The trend analysis of budget allocation to the respective components of the Budget has revealed that though the total health budget continues to rise as well as the recurrent expenditure, the capital expenditure fluctuates and has been on a gradual decline for the last 2 years. While the capital budget increased from 28.65 billion naira in 2016 to 55.61 billion in 2017 and 86.49 billion naira in 2018; but nosedived to 57.09 billion in 2019 and has further been reduced in the proposed budget to 46.48 billion naira against 2020.
This declining capital budget allocation is despite the continuously rising recurrent budget for the same period.
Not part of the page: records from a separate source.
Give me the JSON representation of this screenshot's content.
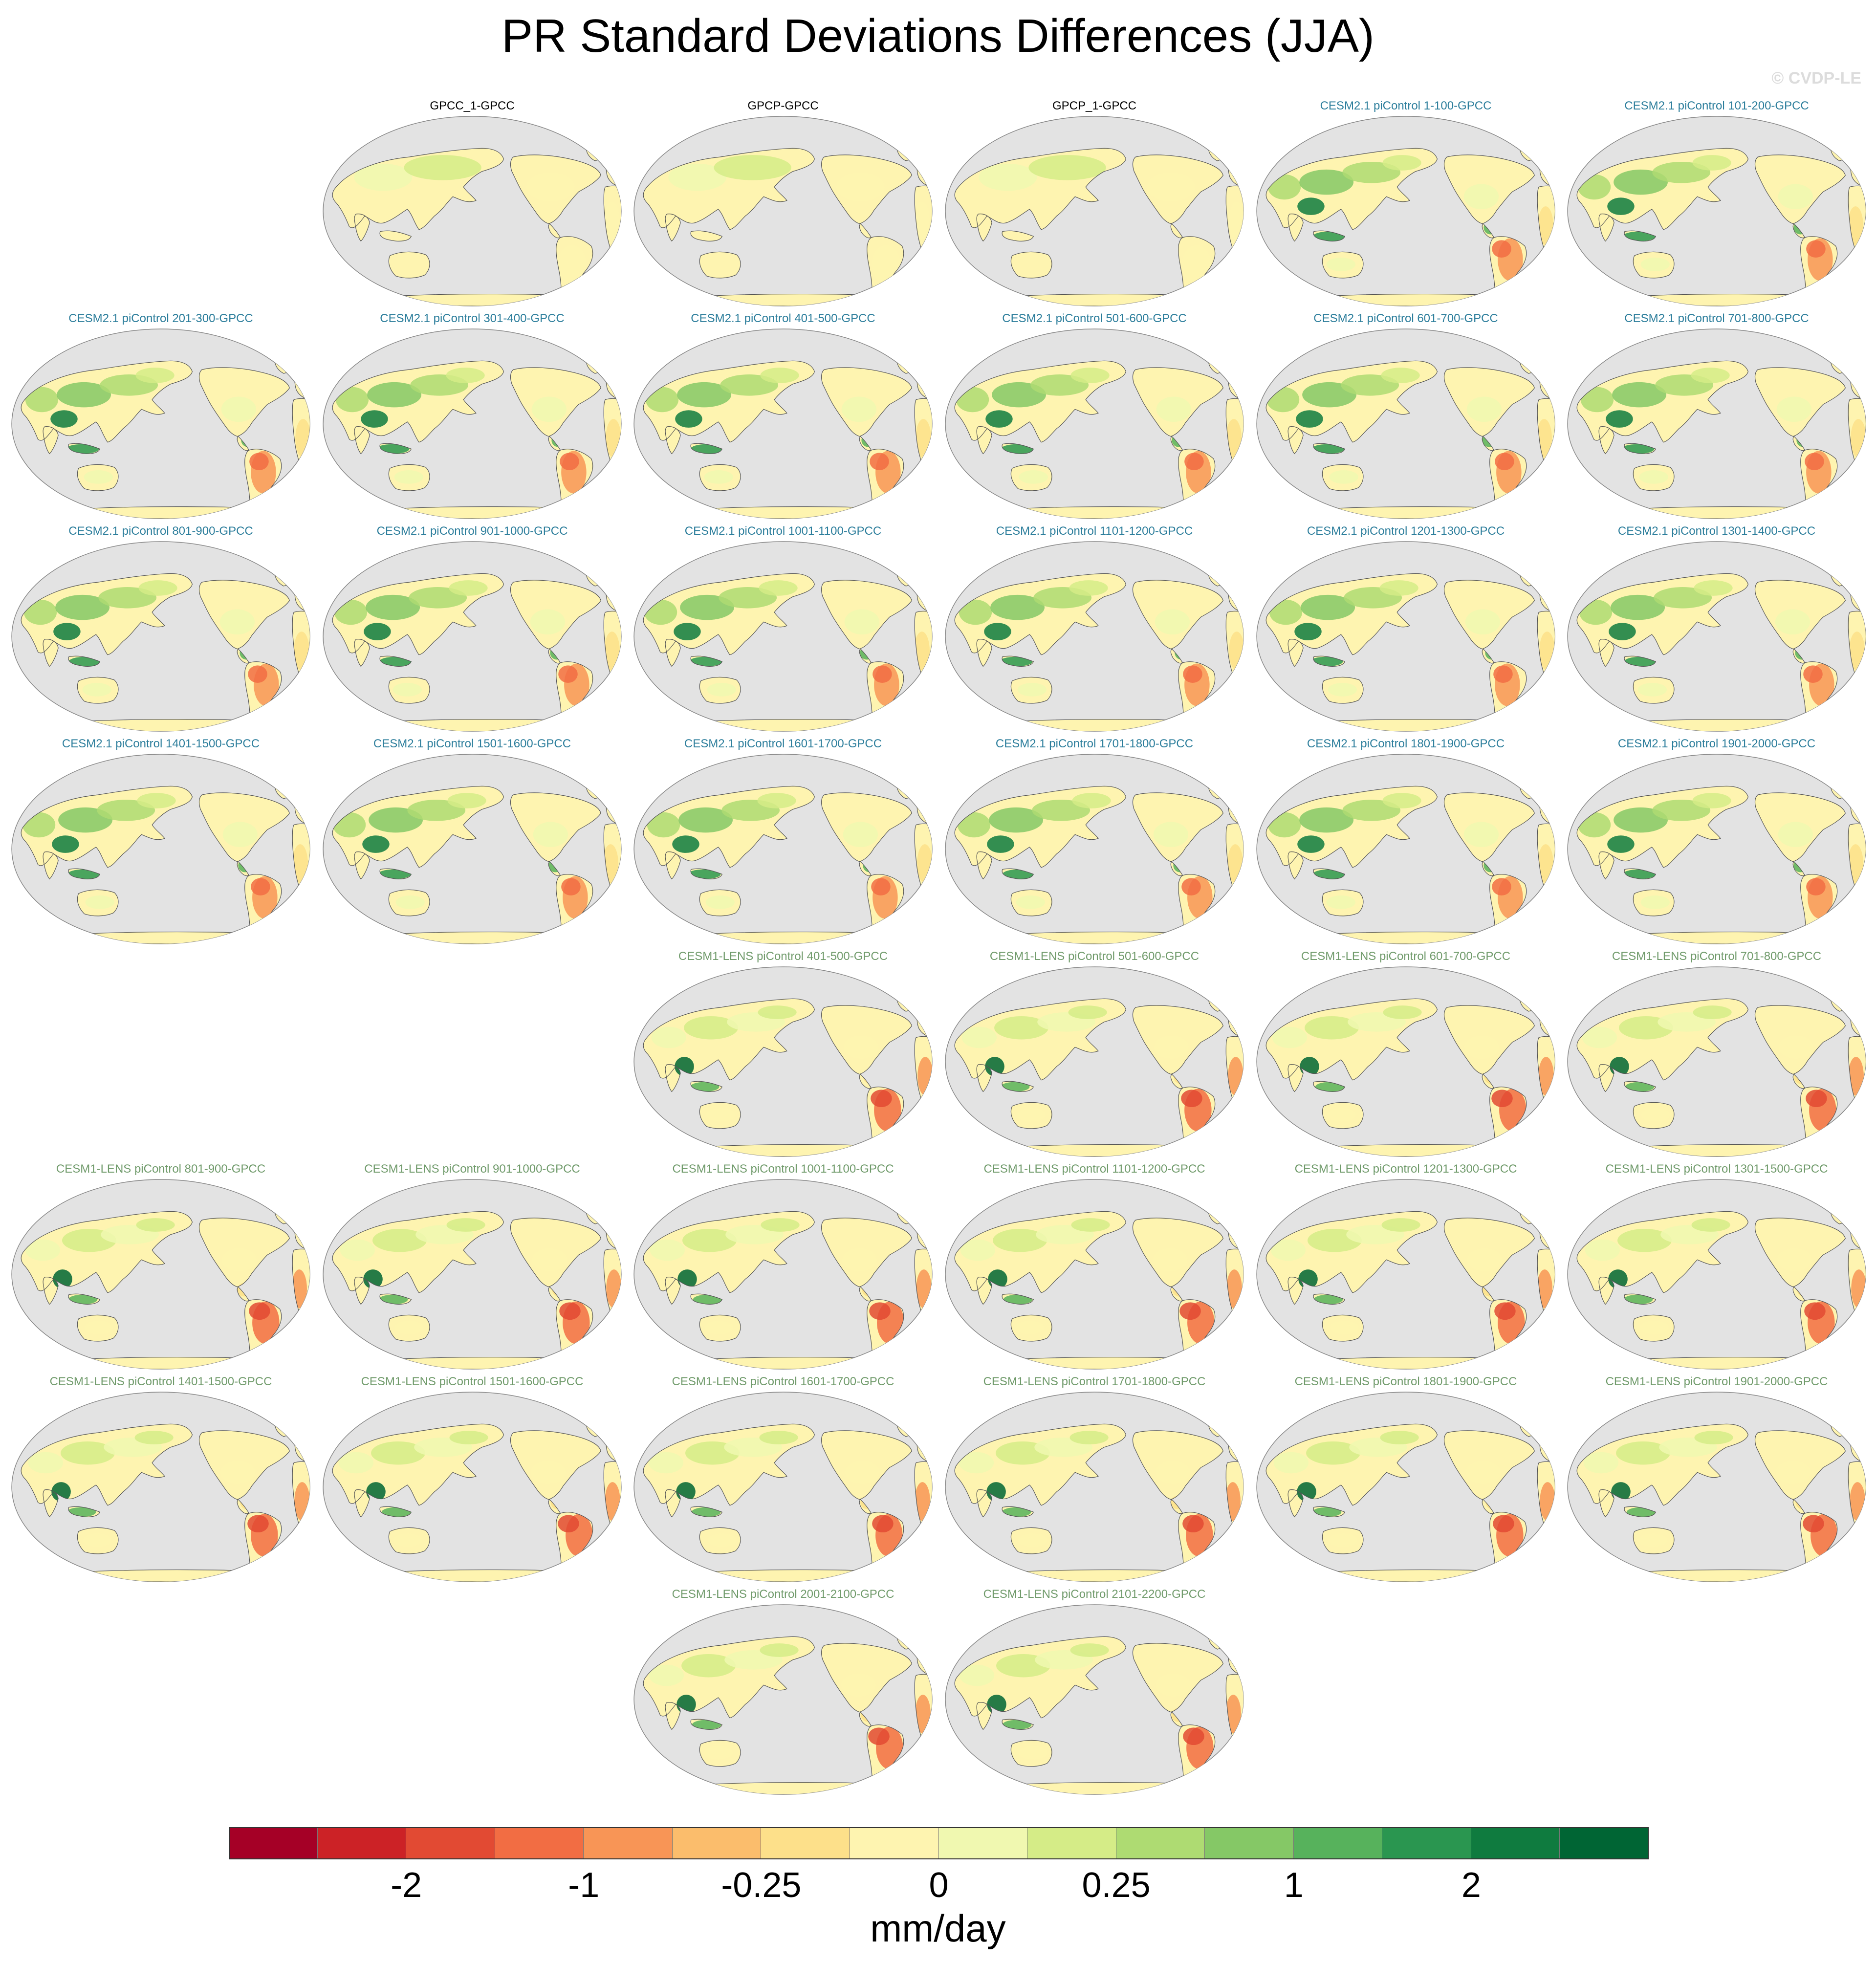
{
  "title": "PR Standard Deviations Differences (JJA)",
  "watermark": "© CVDP-LE",
  "colors": {
    "obs_title": "#000000",
    "cesm2_title": "#2b7d9b",
    "cesm1_title": "#6f9a6a",
    "ocean": "#e3e3e3",
    "coast": "#555555"
  },
  "colorbar": {
    "colors": [
      "#a50026",
      "#cc2226",
      "#e24a33",
      "#f26d43",
      "#f89556",
      "#fbbd6c",
      "#fde08a",
      "#fef4b0",
      "#f0f8b0",
      "#d5ec87",
      "#aedb72",
      "#85c866",
      "#57b25c",
      "#2a9650",
      "#0f7b3f",
      "#006534"
    ],
    "labels": [
      "-2",
      "-1",
      "-0.25",
      "0",
      "0.25",
      "1",
      "2"
    ],
    "units": "mm/day"
  },
  "panels": [
    {
      "label": "GPCC_1-GPCC",
      "group": "obs"
    },
    {
      "label": "GPCP-GPCC",
      "group": "obs"
    },
    {
      "label": "GPCP_1-GPCC",
      "group": "obs"
    },
    {
      "label": "CESM2.1 piControl 1-100-GPCC",
      "group": "cesm2"
    },
    {
      "label": "CESM2.1 piControl 101-200-GPCC",
      "group": "cesm2"
    },
    {
      "label": "CESM2.1 piControl 201-300-GPCC",
      "group": "cesm2"
    },
    {
      "label": "CESM2.1 piControl 301-400-GPCC",
      "group": "cesm2"
    },
    {
      "label": "CESM2.1 piControl 401-500-GPCC",
      "group": "cesm2"
    },
    {
      "label": "CESM2.1 piControl 501-600-GPCC",
      "group": "cesm2"
    },
    {
      "label": "CESM2.1 piControl 601-700-GPCC",
      "group": "cesm2"
    },
    {
      "label": "CESM2.1 piControl 701-800-GPCC",
      "group": "cesm2"
    },
    {
      "label": "CESM2.1 piControl 801-900-GPCC",
      "group": "cesm2"
    },
    {
      "label": "CESM2.1 piControl 901-1000-GPCC",
      "group": "cesm2"
    },
    {
      "label": "CESM2.1 piControl 1001-1100-GPCC",
      "group": "cesm2"
    },
    {
      "label": "CESM2.1 piControl 1101-1200-GPCC",
      "group": "cesm2"
    },
    {
      "label": "CESM2.1 piControl 1201-1300-GPCC",
      "group": "cesm2"
    },
    {
      "label": "CESM2.1 piControl 1301-1400-GPCC",
      "group": "cesm2"
    },
    {
      "label": "CESM2.1 piControl 1401-1500-GPCC",
      "group": "cesm2"
    },
    {
      "label": "CESM2.1 piControl 1501-1600-GPCC",
      "group": "cesm2"
    },
    {
      "label": "CESM2.1 piControl 1601-1700-GPCC",
      "group": "cesm2"
    },
    {
      "label": "CESM2.1 piControl 1701-1800-GPCC",
      "group": "cesm2"
    },
    {
      "label": "CESM2.1 piControl 1801-1900-GPCC",
      "group": "cesm2"
    },
    {
      "label": "CESM2.1 piControl 1901-2000-GPCC",
      "group": "cesm2"
    },
    {
      "label": "CESM1-LENS piControl 401-500-GPCC",
      "group": "cesm1"
    },
    {
      "label": "CESM1-LENS piControl 501-600-GPCC",
      "group": "cesm1"
    },
    {
      "label": "CESM1-LENS piControl 601-700-GPCC",
      "group": "cesm1"
    },
    {
      "label": "CESM1-LENS piControl 701-800-GPCC",
      "group": "cesm1"
    },
    {
      "label": "CESM1-LENS piControl 801-900-GPCC",
      "group": "cesm1"
    },
    {
      "label": "CESM1-LENS piControl 901-1000-GPCC",
      "group": "cesm1"
    },
    {
      "label": "CESM1-LENS piControl 1001-1100-GPCC",
      "group": "cesm1"
    },
    {
      "label": "CESM1-LENS piControl 1101-1200-GPCC",
      "group": "cesm1"
    },
    {
      "label": "CESM1-LENS piControl 1201-1300-GPCC",
      "group": "cesm1"
    },
    {
      "label": "CESM1-LENS piControl 1301-1500-GPCC",
      "group": "cesm1"
    },
    {
      "label": "CESM1-LENS piControl 1401-1500-GPCC",
      "group": "cesm1"
    },
    {
      "label": "CESM1-LENS piControl 1501-1600-GPCC",
      "group": "cesm1"
    },
    {
      "label": "CESM1-LENS piControl 1601-1700-GPCC",
      "group": "cesm1"
    },
    {
      "label": "CESM1-LENS piControl 1701-1800-GPCC",
      "group": "cesm1"
    },
    {
      "label": "CESM1-LENS piControl 1801-1900-GPCC",
      "group": "cesm1"
    },
    {
      "label": "CESM1-LENS piControl 1901-2000-GPCC",
      "group": "cesm1"
    },
    {
      "label": "CESM1-LENS piControl 2001-2100-GPCC",
      "group": "cesm1"
    },
    {
      "label": "CESM1-LENS piControl 2101-2200-GPCC",
      "group": "cesm1"
    }
  ]
}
As shown in the chart above and the table below, the recurrent health budget increased from 221.41 billion naira in 2016 to 252.85 billion in 2017 and 269.97 billion nairas in 2018. In 2019, the recurrent still rose to 315.62 billion in 2019 and has further been increased in the proposed budget to 336.32 billion naira against 2020.
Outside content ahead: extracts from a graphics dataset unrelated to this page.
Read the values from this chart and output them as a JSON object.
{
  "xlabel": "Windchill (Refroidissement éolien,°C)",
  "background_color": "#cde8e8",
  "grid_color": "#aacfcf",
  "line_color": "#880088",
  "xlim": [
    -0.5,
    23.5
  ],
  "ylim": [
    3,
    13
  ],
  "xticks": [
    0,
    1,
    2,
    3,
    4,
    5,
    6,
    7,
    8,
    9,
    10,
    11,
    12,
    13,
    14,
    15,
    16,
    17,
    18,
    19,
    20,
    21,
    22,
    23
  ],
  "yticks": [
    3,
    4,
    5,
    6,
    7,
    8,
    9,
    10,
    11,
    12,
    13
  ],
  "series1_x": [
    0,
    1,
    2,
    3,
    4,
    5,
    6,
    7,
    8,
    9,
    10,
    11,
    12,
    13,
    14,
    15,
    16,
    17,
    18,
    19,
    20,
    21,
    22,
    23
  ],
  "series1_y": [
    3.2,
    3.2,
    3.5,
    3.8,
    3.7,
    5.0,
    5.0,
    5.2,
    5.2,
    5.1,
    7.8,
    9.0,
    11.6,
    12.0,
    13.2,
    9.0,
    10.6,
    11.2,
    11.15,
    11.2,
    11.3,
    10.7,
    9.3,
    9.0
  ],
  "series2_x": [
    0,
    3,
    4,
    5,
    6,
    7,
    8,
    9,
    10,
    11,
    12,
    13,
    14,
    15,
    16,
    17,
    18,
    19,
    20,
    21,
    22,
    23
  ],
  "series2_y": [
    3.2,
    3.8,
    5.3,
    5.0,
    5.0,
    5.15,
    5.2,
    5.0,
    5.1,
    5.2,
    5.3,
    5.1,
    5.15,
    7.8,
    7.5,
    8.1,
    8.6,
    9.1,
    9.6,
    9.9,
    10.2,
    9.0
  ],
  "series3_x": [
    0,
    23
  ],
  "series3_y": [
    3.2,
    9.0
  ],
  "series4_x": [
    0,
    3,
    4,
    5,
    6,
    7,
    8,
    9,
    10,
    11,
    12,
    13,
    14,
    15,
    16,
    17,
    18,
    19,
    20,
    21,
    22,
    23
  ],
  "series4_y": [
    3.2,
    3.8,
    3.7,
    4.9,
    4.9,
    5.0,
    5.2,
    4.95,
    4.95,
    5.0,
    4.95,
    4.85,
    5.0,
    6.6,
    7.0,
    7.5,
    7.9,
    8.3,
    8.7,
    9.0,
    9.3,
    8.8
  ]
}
Thus, even as the total health budget seems to be increasing annually, say from N250.06 billion in 2016 to the proposed 427.3 billion in 2020; it is clear the increase goes to the recurrent budget at a detriment to the capital allocation that sees to infrastructural investment in health.
It is highly recommended that the federal government prioritize health as a key sector and a vital component of investing in Human Capital Development with great potential to turn the fortune of the nation around. This can be realised with an upward review of the health budget by the legislative arm even as the 2020 national budget goes through the appropriation process. This is necessitated by the country’s low-performance when measured against the Abuja Declaration benchmark.
More importantly, the government must make the increases reflect in the Capital Expenditure component and follow through with the timely release of the budgeted allocation. This is necessary to achieve prompt delivery of healthcare promises to the people, to ensure the full utilization of released funds and to avoid an eventual return of funds to the Treasury.
It is necessary to work with the National Office of the Sustainable Development Goals (SDGs), as a major component of the Global Goal is “Good Health & Wellbeing”. Therefore, there must be synergy between the SDGs Office and the Federal Ministry of Health. Closely related is the need for the government to demonstrate its commitment to The Economic Recovery & Growth Plan (ERGP) by allocating funds to achieve the health component of the Plan.
In conclusion, the government must not relent in its plan to revamp and or construct the 10,000 Primary Healthcare Centres across the Nation, by this being reflected in the budget to the National Primary Health Care Development Agency.